There are other possible mechanisms for interactions between oligonucleotide therapeutics and CYP enzyme or transporters. The potential of an oligonucleotide therapeutic to modulate CYP enzymes or transporters directly (e.g., via off-target hybridization with CYP enzyme or transporter mRNA transcripts) or indirectly (e.g., by interfering with the synthesis or degradation of heme or by modulating cytokines) should be evaluated.

If studies indicate that the oligonucleotide therapeutic could modulate CYP enzymes or transporters, the sponsor should consider clinical studies to evaluate in vivo drug interactions. For general considerations on study design and conduct, refer to the FDA guidance entitled Clinical Drug Interaction Studies — Cytochrome P450 Enzyme- and Transporter-Mediated Drug Interactions Guidance for Industry (January 2020).

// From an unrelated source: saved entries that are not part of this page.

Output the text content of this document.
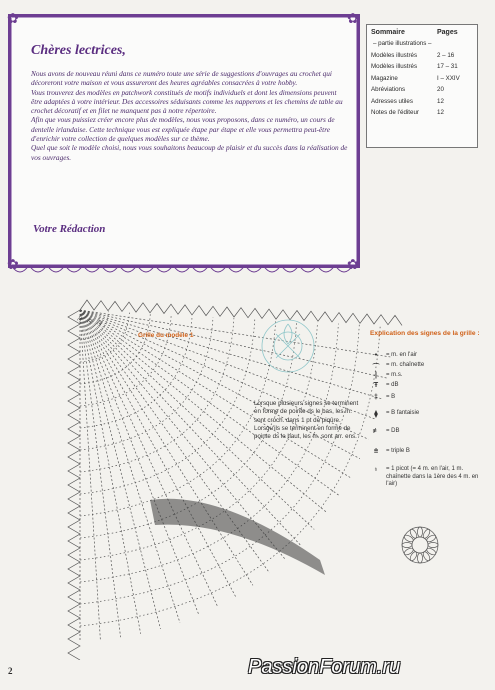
✿	✿
✿	✿
Chères lectrices,

Nous avons de nouveau réuni dans ce numéro toute une série de suggestions d'ouvrages au crochet qui décoreront votre maison et vous assureront des heures agréables consacrées à votre hobby.

Vous trouverez des modèles en patchwork constitués de motifs individuels et dont les dimensions peuvent être adaptées à votre intérieur. Des accessoires séduisants comme les napperons et les chemins de table au crochet décoratif et en filet ne manquent pas à notre répertoire.

Afin que vous puissiez créer encore plus de modèles, nous vous proposons, dans ce numéro, un cours de dentelle irlandaise. Cette technique vous est expliquée étape par étape et elle vous permettra peut-être d'enrichir votre collection de quelques modèles sur ce thème.

Quel que soit le modèle choisi, nous vous souhaitons beaucoup de plaisir et du succès dans la réalisation de vos ouvrages.

Votre Rédaction
Sommaire	Pages
– partie illustrations –
Modèles illustrés	2 – 16
Modèles illustrés	17 – 31
Magazine	I – XXIV
Abréviations	20
Adresses utiles	12
Notes de l'éditeur	12
32
31
30
Grille du modèle 1
Lorsque plusieurs signes se terminent en forme de pointe ds le bas, les m. sont croch. dans 1 pt de piqûre. Lorsqu'ils se terminent en forme de pointe ds le haut, les m. sont arr. ens.
Explication des signes de la grille :
•	= m. en l'air
⌒	= m. chaînette
|	= m.s.
Ŧ	= dB
‡	= B
⧫	= B fantaisie
≢	= DB
⩧	= triple B
♁	= 1 picot (= 4 m. en l'air, 1 m. chaînette dans la 1ère des 4 m. en l'air)
2	PassionForum.ru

2. Pharmacodynamic Interactions
Oligonucleotide therapeutics can exhibit pharmacodynamic interactions with a concomitant drug when the pharmacological effect of one drug is altered by that of another drug (e.g., drugs with shared mechanism of action pathways). Because such interactions may be unique to individual therapeutics, the sponsor is encouraged to consult with the relevant review Division regarding assessment of pharmacodynamic drug interactions.